The fix used by M3GNet and successors is to smoothly attenuate messages near the cutoff using a polynomial envelope $f_{\text{env}}(r) = (1 - r/r_c)^p$ for $r < r_c$, zero beyond. Messages then vanish smoothly as atoms approach the cutoff, and the gradient of $\hat E$ with respect to coordinates is well-defined and continuous. This is one of several technical reasons that a force-predicting GNN is meaningfully harder to build than an energy-predicting one. Chapter 9 develops the details.

Cross-reference

Chapter 9's MLIP discussion covers the smoothness-of-cutoff question, equivariance, and force-loss design. The MPNN architectures here are the structural basis for those MLIPs; the training differences are covered there.

10.4.6 A note on benchmarking¶

Every number in this section depends on the test split, the data preprocessing and the hyperparameter budget. Comparisons in the literature are not always apples-to-apples. The Matbench benchmark (Dunn et al., 2020) is the closest the field has to a standardised playing field for property-regression GNNs; it specifies fixed train/test splits and evaluation protocols across thirteen tasks and publishes a public leaderboard. If you are choosing between architectures for a real project, look at Matbench rankings filtered to the property class you care about — not the headline number from a single paper.

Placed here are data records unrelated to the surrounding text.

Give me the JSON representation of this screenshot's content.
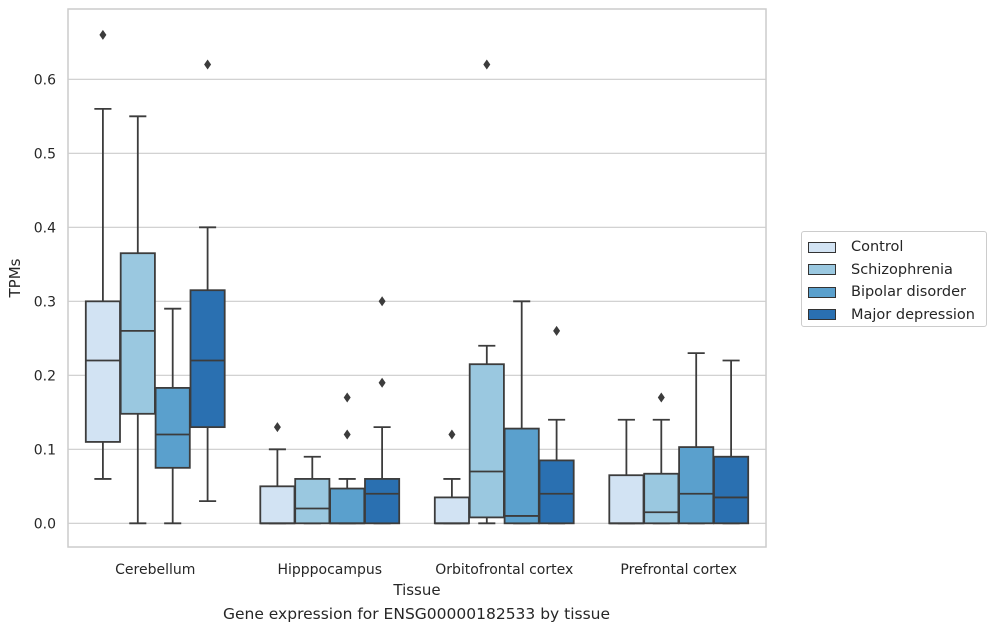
{
  "caption": "Gene expression for ENSG00000182533 by tissue",
  "chart_data": {
    "type": "box",
    "xlabel": "Tissue",
    "ylabel": "TPMs",
    "ylim": [
      -0.032,
      0.695
    ],
    "yticks": [
      0.0,
      0.1,
      0.2,
      0.3,
      0.4,
      0.5,
      0.6
    ],
    "ytick_labels": [
      "0.0",
      "0.1",
      "0.2",
      "0.3",
      "0.4",
      "0.5",
      "0.6"
    ],
    "grid": "horizontal",
    "legend_position": "right",
    "categories": [
      "Cerebellum",
      "Hipppocampus",
      "Orbitofrontal cortex",
      "Prefrontal cortex"
    ],
    "series": [
      {
        "name": "Control",
        "color": "#d2e3f3",
        "boxes": [
          {
            "q1": 0.11,
            "median": 0.22,
            "q3": 0.3,
            "whisker_low": 0.06,
            "whisker_high": 0.56,
            "outliers": [
              0.66
            ]
          },
          {
            "q1": 0.0,
            "median": 0.0,
            "q3": 0.05,
            "whisker_low": 0.0,
            "whisker_high": 0.1,
            "outliers": [
              0.13
            ]
          },
          {
            "q1": 0.0,
            "median": 0.0,
            "q3": 0.035,
            "whisker_low": 0.0,
            "whisker_high": 0.06,
            "outliers": [
              0.12
            ]
          },
          {
            "q1": 0.0,
            "median": 0.0,
            "q3": 0.065,
            "whisker_low": 0.0,
            "whisker_high": 0.14,
            "outliers": []
          }
        ]
      },
      {
        "name": "Schizophrenia",
        "color": "#9ac8e0",
        "boxes": [
          {
            "q1": 0.148,
            "median": 0.26,
            "q3": 0.365,
            "whisker_low": 0.0,
            "whisker_high": 0.55,
            "outliers": []
          },
          {
            "q1": 0.0,
            "median": 0.02,
            "q3": 0.06,
            "whisker_low": 0.0,
            "whisker_high": 0.09,
            "outliers": []
          },
          {
            "q1": 0.008,
            "median": 0.07,
            "q3": 0.215,
            "whisker_low": 0.0,
            "whisker_high": 0.24,
            "outliers": [
              0.62
            ]
          },
          {
            "q1": 0.0,
            "median": 0.015,
            "q3": 0.067,
            "whisker_low": 0.0,
            "whisker_high": 0.14,
            "outliers": [
              0.17
            ]
          }
        ]
      },
      {
        "name": "Bipolar disorder",
        "color": "#5aa0cd",
        "boxes": [
          {
            "q1": 0.075,
            "median": 0.12,
            "q3": 0.183,
            "whisker_low": 0.0,
            "whisker_high": 0.29,
            "outliers": []
          },
          {
            "q1": 0.0,
            "median": 0.0,
            "q3": 0.047,
            "whisker_low": 0.0,
            "whisker_high": 0.06,
            "outliers": [
              0.12,
              0.17
            ]
          },
          {
            "q1": 0.0,
            "median": 0.01,
            "q3": 0.128,
            "whisker_low": 0.0,
            "whisker_high": 0.3,
            "outliers": []
          },
          {
            "q1": 0.0,
            "median": 0.04,
            "q3": 0.103,
            "whisker_low": 0.0,
            "whisker_high": 0.23,
            "outliers": []
          }
        ]
      },
      {
        "name": "Major depression",
        "color": "#2a70b1",
        "boxes": [
          {
            "q1": 0.13,
            "median": 0.22,
            "q3": 0.315,
            "whisker_low": 0.03,
            "whisker_high": 0.4,
            "outliers": [
              0.62
            ]
          },
          {
            "q1": 0.0,
            "median": 0.04,
            "q3": 0.06,
            "whisker_low": 0.0,
            "whisker_high": 0.13,
            "outliers": [
              0.19,
              0.3
            ]
          },
          {
            "q1": 0.0,
            "median": 0.04,
            "q3": 0.085,
            "whisker_low": 0.0,
            "whisker_high": 0.14,
            "outliers": [
              0.26
            ]
          },
          {
            "q1": 0.0,
            "median": 0.035,
            "q3": 0.09,
            "whisker_low": 0.0,
            "whisker_high": 0.22,
            "outliers": []
          }
        ]
      }
    ]
  }
}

We will return to the benchmarking question in §10.5, where the same pitfall reappears in a different guise: random splits of a polymorph- rich database systematically overstate model accuracy. The fix is the structurally disjoint split, and the difference can be a factor of two or three in reported MAE.

A reproducible benchmarking workflow

To compare two architectures honestly on your own data:

Use exactly the same train/val/test split for both.
Use the same featurisation (cutoff, basis size, etc.).
Allocate the same wall-clock training budget — do not let a slow architecture run for longer at the expense of a faster one.
Report a mean and standard deviation over $\geq 3$ random seeds. A single-seed comparison routinely produces 10% spread between runs of the same architecture.
Specify the exact MP database version (or commit hash of your data file). The same query can return different structures weeks apart.

This is more bookkeeping than most papers do. Doing it nevertheless will reveal that on small datasets the four architectures are often within statistical noise of each other, and on large datasets the gaps are real but smaller than the advertised headline numbers.

Section summary¶

MEGNet adds a global state vector that participates in every message-passing update; the right choice for state-conditioned prediction (T, P, doping).
ALIGNN promotes bonds to nodes of a line graph carrying bond angles, gaining accuracy on polymorphs and elastic properties at $\sim 4\times$ training cost.
M3GNet adds three-body terms and trains on relaxation trajectories, yielding the first credible universal MLIP for forces and stresses.
Choose the architecture by the physics of the target — angles, forces, state-dependence — not by headline benchmark numbers.